En ese momento Harry sintió una oleada de gratitud hacia Neville. Nadie más dijo nada, y Seamus cogió su varita mágica, reparó las cortinas de la cama y desapareció tras ellas. Dean también se acostó, se dio la vuelta y se quedó callado. Neville, que al parecer tampoco tenía nada más que añadir, miraba con cariño su cactus, débilmente iluminado por la luz de la luna.

Harry se quedó tumbado mientras Ron iba de aquí para allá, alrededor de la cama de al lado, poniendo sus cosas en orden. A Harry le había afectado mucho la discusión con Seamus, que siempre le había caído muy bien. ¿Quién más iba a insinuar que mentía o que estaba trastornado?

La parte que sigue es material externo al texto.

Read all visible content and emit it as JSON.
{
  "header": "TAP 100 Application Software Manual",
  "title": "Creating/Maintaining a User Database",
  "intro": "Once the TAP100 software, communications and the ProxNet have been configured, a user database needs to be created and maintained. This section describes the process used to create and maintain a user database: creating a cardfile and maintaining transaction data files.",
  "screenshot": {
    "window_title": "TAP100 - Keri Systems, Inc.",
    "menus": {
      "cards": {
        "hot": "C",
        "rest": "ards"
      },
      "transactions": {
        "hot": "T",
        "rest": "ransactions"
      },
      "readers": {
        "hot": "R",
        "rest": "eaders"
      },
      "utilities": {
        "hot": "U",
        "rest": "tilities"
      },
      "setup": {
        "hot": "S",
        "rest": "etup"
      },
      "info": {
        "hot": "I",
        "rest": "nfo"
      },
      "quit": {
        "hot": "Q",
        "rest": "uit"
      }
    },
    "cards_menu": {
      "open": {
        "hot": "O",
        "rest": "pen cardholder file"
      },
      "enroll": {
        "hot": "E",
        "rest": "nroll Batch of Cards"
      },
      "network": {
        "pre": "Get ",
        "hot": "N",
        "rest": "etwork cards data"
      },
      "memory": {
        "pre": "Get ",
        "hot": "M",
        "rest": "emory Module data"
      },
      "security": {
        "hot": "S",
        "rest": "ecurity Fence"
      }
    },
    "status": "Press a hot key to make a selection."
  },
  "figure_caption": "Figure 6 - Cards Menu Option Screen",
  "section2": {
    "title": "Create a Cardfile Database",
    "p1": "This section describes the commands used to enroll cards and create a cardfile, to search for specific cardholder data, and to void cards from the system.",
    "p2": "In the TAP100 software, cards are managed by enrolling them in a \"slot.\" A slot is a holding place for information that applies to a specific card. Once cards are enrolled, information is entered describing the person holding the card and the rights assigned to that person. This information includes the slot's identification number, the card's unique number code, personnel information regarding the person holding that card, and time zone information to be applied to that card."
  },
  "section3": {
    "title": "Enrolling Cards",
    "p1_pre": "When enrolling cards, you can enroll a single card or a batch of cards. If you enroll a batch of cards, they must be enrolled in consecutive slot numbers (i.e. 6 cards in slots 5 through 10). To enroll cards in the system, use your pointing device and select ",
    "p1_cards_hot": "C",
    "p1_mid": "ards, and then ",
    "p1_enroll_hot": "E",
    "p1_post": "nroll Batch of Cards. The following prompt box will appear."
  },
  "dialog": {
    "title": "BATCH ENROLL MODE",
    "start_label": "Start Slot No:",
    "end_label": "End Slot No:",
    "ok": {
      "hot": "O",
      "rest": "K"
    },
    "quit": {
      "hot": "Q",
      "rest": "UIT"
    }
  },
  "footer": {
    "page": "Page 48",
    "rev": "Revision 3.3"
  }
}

¿Habría tenido que soportar Dumbledore algo parecido aquel verano, cuando primero lo echaron del Wizengamot y luego de la Confederación Internacional de Magos? ¿Acaso estaba enfadado con Harry y por eso llevaba meses sin hablar con él? A fin de cuentas, ambos estaban metidos en aquel lío; Dumbledore había creído a Harry, había defendido su versión de los hechos ante el colegio en pleno y luego ante la comunidad de los magos. Cualquiera que pensara que Harry era un mentiroso debía creer lo mismo de Dumbledore, o que lo habían engañado...

«Al final se sabrá que tenemos razón», pensó Harry, que se sentía muy desgraciado, mientras Ron se metía en la cama y apagaba la última vela que quedaba encendida en el dormitorio. Luego se preguntó cuántos ataques como el de Seamus debería soportar antes de que llegara ese momento.